How long has this been going on?
How long have you been married or together for?

Eckhart · 21/12/2020 11:09

Do you think you're crazy? Do you think your feelings are valid enough to be heard?

Respect your own feelings about this, not his. Don't sway towards his 'truth'. Spend as much time as you can with people who also respect your feelings, and no, there is no hope. He's being emotionally abusive. You don't even want hope. You want singledom or a totally different partner.

Wanderlusto · 21/12/2020 11:45

It's called gaslighting.

Its emotional abuse.

He does know how he is making you feel and that his behaviour is wrong. He just doesn't want you to know he knows and that his behaviour, is deliberate.

Sexnotgender · 21/12/2020 11:46

He’s gaslighting you.

It’s abusive. You need to consider your options.

MobLife · 21/12/2020 13:11

Men like this never ever change. Ever.
He has a choice about how he treats you and he has made that choice very clear

You have choices too OP and I can assure you you are NOT crazy

Yohoheaveho · 21/12/2020 13:15

Have you tried doing it back to him?

Yohoheaveho · 21/12/2020 13:17

Yes it is gaslighting, yes he knows what he's doing but he thinks it's fine to control you in order to make life easier for himself

Branleuse · 21/12/2020 13:19

id say you were right, the relationship isnt going to go anywhere with someone like that

Pumpertrumper · 21/12/2020 13:24

It’s a Groundhog Day relationship OP but I’m not gonna jump on the bandwagon of slating your DH (despite him deserving it) because ‘groundhog day relationships’ are (removing coercive control situations...etc) very much split fault!

You: I’m not happy about X
DH: Urgh you’re always having a go aren’t you?
You: tearful IM FED UP, you don’t listen to me!
DH: You’re crazy I’m sick of this!

(Repeat to INFINITY, always the same issues you have, always the same response from him)

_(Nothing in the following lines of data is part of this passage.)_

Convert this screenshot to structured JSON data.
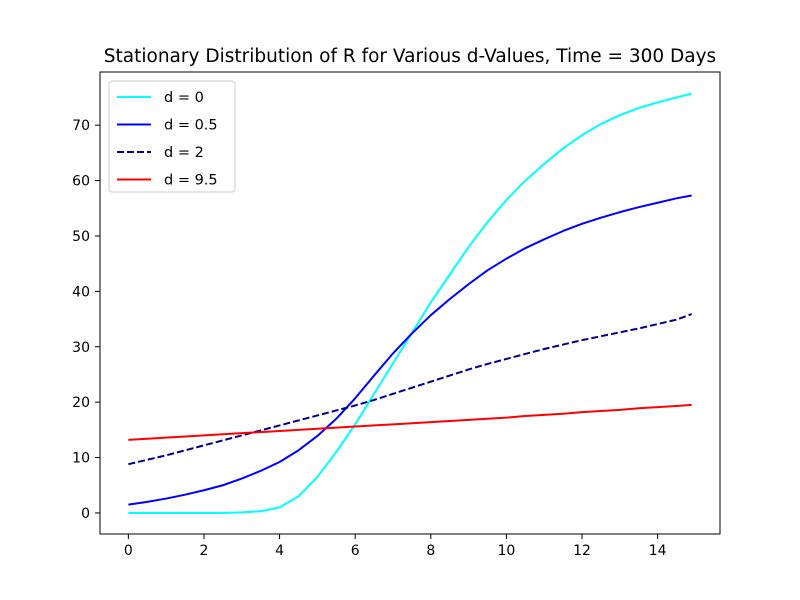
{
  "chart_data": {
    "type": "line",
    "title": "Stationary Distribution of R for Various d-Values, Time = 300 Days",
    "xlabel": "",
    "ylabel": "",
    "xlim": [
      -0.75,
      15.65
    ],
    "ylim": [
      -3.8,
      79.6
    ],
    "xticks": [
      0,
      2,
      4,
      6,
      8,
      10,
      12,
      14
    ],
    "yticks": [
      0,
      10,
      20,
      30,
      40,
      50,
      60,
      70
    ],
    "grid": false,
    "legend_position": "top-left",
    "x": [
      0,
      0.5,
      1,
      1.5,
      2,
      2.5,
      3,
      3.5,
      4,
      4.5,
      5,
      5.5,
      6,
      6.5,
      7,
      7.5,
      8,
      8.5,
      9,
      9.5,
      10,
      10.5,
      11,
      11.5,
      12,
      12.5,
      13,
      13.5,
      14,
      14.5,
      14.9
    ],
    "series": [
      {
        "name": "d = 0",
        "color": "#00ffff",
        "dash": "solid",
        "values": [
          0,
          0,
          0,
          0,
          0,
          0,
          0.1,
          0.3,
          1.0,
          3.0,
          6.5,
          11.0,
          16.0,
          21.5,
          27.0,
          32.5,
          38.0,
          43.0,
          48.0,
          52.5,
          56.5,
          60.0,
          63.0,
          65.8,
          68.2,
          70.2,
          71.8,
          73.1,
          74.1,
          75.0,
          75.7
        ]
      },
      {
        "name": "d = 0.5",
        "color": "#0000ff",
        "dash": "solid",
        "values": [
          1.5,
          2.0,
          2.6,
          3.3,
          4.1,
          5.0,
          6.2,
          7.6,
          9.2,
          11.3,
          13.9,
          17.0,
          20.7,
          24.8,
          28.8,
          32.4,
          35.7,
          38.6,
          41.3,
          43.8,
          45.9,
          47.8,
          49.4,
          50.9,
          52.2,
          53.3,
          54.3,
          55.2,
          56.0,
          56.8,
          57.3
        ]
      },
      {
        "name": "d = 2",
        "color": "#00008b",
        "dash": "dashed",
        "values": [
          8.8,
          9.6,
          10.4,
          11.3,
          12.2,
          13.1,
          14.0,
          14.9,
          15.8,
          16.7,
          17.6,
          18.5,
          19.4,
          20.4,
          21.5,
          22.6,
          23.7,
          24.8,
          25.9,
          26.9,
          27.8,
          28.7,
          29.6,
          30.4,
          31.2,
          31.9,
          32.6,
          33.3,
          34.1,
          34.9,
          35.9
        ]
      },
      {
        "name": "d = 9.5",
        "color": "#ff0000",
        "dash": "solid",
        "values": [
          13.2,
          13.4,
          13.6,
          13.8,
          14.0,
          14.2,
          14.4,
          14.6,
          14.8,
          15.0,
          15.2,
          15.4,
          15.6,
          15.8,
          16.0,
          16.2,
          16.4,
          16.6,
          16.8,
          17.0,
          17.2,
          17.5,
          17.7,
          17.9,
          18.2,
          18.4,
          18.6,
          18.9,
          19.1,
          19.3,
          19.5
        ]
      }
    ]
  }
}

The first time this happened it was shitty of him but the hundredth time this happened well by that point you’re kinda as bad as he is!
You keep hitting him over the head with the same issues, he keeps showing you very VERY clearly he doesn’t care, is not willing to change and doesn’t respect you. So what are you hoping to achieve? Why are you still doing this dance? At this point you probably are extremely irritating to him. I don’t mean to sound harsh I’ve just watched this situation play out a million times and I always think WHY? Why are you still engaging with them thinking anything might change? X

dividedwefall · 21/12/2020 13:45

It doesn't get better. I divorced over this sort of thing, amongst other things. In my case I started to dislike the person I was becoming and felt like I was ageing too quickly with the stress and exasperation. It's no way to live, and since divorcing I feel like me again and am very happy. No regrets.

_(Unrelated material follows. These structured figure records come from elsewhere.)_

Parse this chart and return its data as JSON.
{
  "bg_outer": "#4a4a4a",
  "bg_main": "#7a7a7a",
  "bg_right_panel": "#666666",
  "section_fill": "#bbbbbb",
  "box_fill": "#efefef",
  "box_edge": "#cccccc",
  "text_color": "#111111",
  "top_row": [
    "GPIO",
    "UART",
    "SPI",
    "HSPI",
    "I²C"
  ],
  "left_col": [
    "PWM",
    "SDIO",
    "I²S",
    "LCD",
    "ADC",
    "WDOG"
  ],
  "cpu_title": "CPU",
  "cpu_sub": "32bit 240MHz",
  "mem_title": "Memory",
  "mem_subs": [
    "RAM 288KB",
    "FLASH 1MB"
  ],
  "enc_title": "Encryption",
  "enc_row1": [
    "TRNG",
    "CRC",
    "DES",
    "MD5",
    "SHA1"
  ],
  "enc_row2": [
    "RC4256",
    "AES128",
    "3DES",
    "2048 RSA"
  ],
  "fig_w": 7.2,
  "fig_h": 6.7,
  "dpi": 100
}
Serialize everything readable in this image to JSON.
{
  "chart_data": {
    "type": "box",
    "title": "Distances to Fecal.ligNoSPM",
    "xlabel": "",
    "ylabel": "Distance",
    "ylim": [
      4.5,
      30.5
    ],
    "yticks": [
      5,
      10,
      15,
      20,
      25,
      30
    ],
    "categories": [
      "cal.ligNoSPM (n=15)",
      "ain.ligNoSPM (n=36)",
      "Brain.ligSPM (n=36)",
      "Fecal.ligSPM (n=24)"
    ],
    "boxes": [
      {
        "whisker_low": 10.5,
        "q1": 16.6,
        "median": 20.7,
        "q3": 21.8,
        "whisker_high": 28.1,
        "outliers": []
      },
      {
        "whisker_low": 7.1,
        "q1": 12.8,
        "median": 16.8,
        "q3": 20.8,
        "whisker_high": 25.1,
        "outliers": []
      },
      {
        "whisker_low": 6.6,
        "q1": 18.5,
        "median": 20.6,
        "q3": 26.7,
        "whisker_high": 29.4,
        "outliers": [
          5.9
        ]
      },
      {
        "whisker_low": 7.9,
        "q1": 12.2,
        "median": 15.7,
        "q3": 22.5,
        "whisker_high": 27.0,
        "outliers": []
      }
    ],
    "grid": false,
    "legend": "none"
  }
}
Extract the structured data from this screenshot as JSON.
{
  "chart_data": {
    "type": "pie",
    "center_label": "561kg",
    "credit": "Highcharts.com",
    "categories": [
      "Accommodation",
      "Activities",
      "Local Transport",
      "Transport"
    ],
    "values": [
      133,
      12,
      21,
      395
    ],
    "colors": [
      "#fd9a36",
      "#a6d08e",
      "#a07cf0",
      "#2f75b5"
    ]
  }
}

Ask yourself, am I happy? Can things improve? Do I want to live like this forever?

If not, think about cutting your losses. Nobody wants to encourage anyone to divorce but life is too short to be miserable with someone who doesn't give enough of shit to care about your unhappiness, especially when they are the cause.

Shoxfordian · 21/12/2020 14:03

He isn't listening to you or your needs. Its actually really disrespectful

VeganVeal · 21/12/2020 14:10

I couldnt put up with that, I'd LTB, get your ducks in a row OP

WiseOwlWan · 21/12/2020 15:30

Stop trying to communicate whatever it is and act upon the fact that he won't listen.

Bit different because it's my parents but I"m processing the fact that they do not want to hear me, and have so many strategies to not hear.

I will stop trying to be heard and keep a distance now.

I knwo that's harder when it's your ''partner''

Techway · 21/12/2020 17:29

Op, I suspect he can't handle any perceived criticism or is able to compromise which is why he reacts as he does. He uses tactics such as deflecting, blaming and name calling to shut you down.

Does he ever agree to hear your issues?

WiseOwlWan · 21/12/2020 17:31

Yes, go on to you tube and google defense mechanisms. You.will realise you are pushing water uphill trying to be heard.